When you've been in show business as long as I have, you learn a thing or two about the ins and outs of old Tinseltown. And let me tell you, it ain't all wine and roses out here. Far from it. Sure, I know people want to believe in the whole showbiz fairy tale thing, but take it from someone who knows: Hollywood can be a pretty cold place for actors who are only capable of playing the role of a clumsy Italian waiter.
Believe me. I know.
When I first got to Hollywood, I thought becoming a star would be a piece of cake. I grew my mustache out, I bought my first white tuxedo jacket, I honed my accent until it was just-a right-a. Hell, I can still remember walking in front of Grauman's Chinese Theatre and saying to myself, "One day soon, buddy boy, you'll be stumbling your way into this here cement with a trayful of linguini."
I was so young and foolish then. Covered in marinara stains and ready to take on the world.
Cut to five months later, and I'm living in a roach-infested studio apartment in Burbank, still eating from that same batch of reheated prop spaghetti I stole from the set of my first acting gig two months ago. A wake-up call? You bet. But that's just how the crostini crumbles in this cutthroat town: One day you're on top of the world, the next you're waiting tables. Only you're doing it without tripping and spilling spaghetti all over yourself and several wealthy patrons, and there are no cameras around.
Trust me, it takes a lot more to make it as an actor with zero range beyond playing inept Italian servers than they tell you on the Universal Studios tour. It can be hell. No one here cares anymore about making smart, thoughtful pictures featuring simple-minded Mediterranean gentlemen who have a tendency to slip on orecchiette and tumble down open dumbwaiters. It's all about the bottom line now.

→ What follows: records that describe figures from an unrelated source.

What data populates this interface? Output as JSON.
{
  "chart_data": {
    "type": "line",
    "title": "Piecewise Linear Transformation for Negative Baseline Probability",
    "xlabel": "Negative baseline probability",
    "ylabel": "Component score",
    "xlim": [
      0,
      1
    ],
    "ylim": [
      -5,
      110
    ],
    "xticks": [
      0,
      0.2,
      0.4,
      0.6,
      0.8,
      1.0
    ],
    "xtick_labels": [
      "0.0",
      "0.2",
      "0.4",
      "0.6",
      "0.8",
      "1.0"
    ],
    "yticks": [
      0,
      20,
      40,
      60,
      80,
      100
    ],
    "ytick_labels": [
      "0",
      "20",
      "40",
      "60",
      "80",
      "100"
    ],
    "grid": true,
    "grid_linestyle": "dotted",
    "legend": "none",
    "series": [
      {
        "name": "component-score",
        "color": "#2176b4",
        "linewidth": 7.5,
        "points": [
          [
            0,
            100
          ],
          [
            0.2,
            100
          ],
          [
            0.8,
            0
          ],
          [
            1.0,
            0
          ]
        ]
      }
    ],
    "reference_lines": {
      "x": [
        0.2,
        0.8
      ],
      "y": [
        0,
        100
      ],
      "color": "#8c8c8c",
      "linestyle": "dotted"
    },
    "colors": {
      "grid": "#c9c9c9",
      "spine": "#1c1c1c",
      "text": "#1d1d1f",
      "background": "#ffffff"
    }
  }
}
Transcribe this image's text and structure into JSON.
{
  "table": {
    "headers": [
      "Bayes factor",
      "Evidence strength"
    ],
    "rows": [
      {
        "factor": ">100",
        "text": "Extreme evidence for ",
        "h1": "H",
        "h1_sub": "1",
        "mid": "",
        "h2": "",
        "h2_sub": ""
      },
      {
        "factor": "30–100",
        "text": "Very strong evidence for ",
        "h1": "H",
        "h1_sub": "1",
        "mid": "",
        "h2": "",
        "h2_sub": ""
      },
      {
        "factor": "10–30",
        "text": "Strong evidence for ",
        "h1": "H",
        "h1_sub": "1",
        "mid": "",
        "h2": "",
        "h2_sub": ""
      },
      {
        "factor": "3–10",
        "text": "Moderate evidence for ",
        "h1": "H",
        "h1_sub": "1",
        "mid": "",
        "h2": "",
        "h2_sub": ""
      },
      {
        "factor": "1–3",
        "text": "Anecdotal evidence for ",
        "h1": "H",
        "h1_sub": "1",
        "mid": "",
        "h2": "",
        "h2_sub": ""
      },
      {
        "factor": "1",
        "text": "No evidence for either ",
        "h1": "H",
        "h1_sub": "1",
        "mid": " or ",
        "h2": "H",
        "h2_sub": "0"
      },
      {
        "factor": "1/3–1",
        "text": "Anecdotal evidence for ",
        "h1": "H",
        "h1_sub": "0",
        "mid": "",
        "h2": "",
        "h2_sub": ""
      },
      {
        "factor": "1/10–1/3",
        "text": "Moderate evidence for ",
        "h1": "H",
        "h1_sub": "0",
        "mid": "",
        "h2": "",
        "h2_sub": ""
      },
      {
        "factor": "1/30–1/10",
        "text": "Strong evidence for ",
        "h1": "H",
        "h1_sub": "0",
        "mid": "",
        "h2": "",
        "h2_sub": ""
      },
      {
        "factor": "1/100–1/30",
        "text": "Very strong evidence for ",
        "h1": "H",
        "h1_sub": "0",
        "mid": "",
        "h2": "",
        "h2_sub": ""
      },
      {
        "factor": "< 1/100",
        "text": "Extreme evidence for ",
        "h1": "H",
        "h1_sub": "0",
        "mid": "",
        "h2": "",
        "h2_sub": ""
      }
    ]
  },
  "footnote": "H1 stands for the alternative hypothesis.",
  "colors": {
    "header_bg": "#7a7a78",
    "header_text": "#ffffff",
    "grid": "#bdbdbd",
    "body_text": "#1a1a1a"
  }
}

You should see the way some of these hotshot Hollywood directors treat actors who exclusively portray accident-prone Italian restaurant employees. It's like we're animals or something! You try to ask them a simple question, like, "Should my toupee fly into the police chief's risotto while I'm tripping over the signore's dachshund, or should I wait until Angelo walks in with the plate-a full-a the ziti?" And what do they do? They brush you off like a fly on a nice, fresh bowl of cappelletti.
And casting directors. Don't even get me started on casting directors! You spend weeks perfecting a role, you shell out $18 of your own money for authentic Italian hair grease, you practice ladling Bolognese all over your crotch for hours, and what do these jerks in casting tell you? "Thanks, but we just don't think you're right for the role of the emergency room doctor." The cretins. I may not fit their cookie-cutter notion of who a nervous, plate-dropping immigrant should be, but there's no need to lie to my face.
So why do I keep doing it? I'll tell you why: Because at the end of the day, this is what I love. It's who I am. I was born to tell the actress with the massive breasts that "Oh, I so a-sorry, madame, but we-a just-a ran out-a the nice-a, hot-a, fresh-a—whoops! Oh, no! A meat-a-balla went right-a between-a the signora's big-a juicy melones!" It's in my blood.
Or maybe it's just the smell that keeps me here. You know the smell I'm talking about. That magical, Alfredo-sauce smell of a movie set. Brother, once you get that smell in your nostrils, it ain't coming out until the day that big director in the sky yells, "Cut! That's a wrap! Get somebody in here to mop up all these goddamned noodles."
Now, how about a nice-a hot-a plate-a tortellini, signor?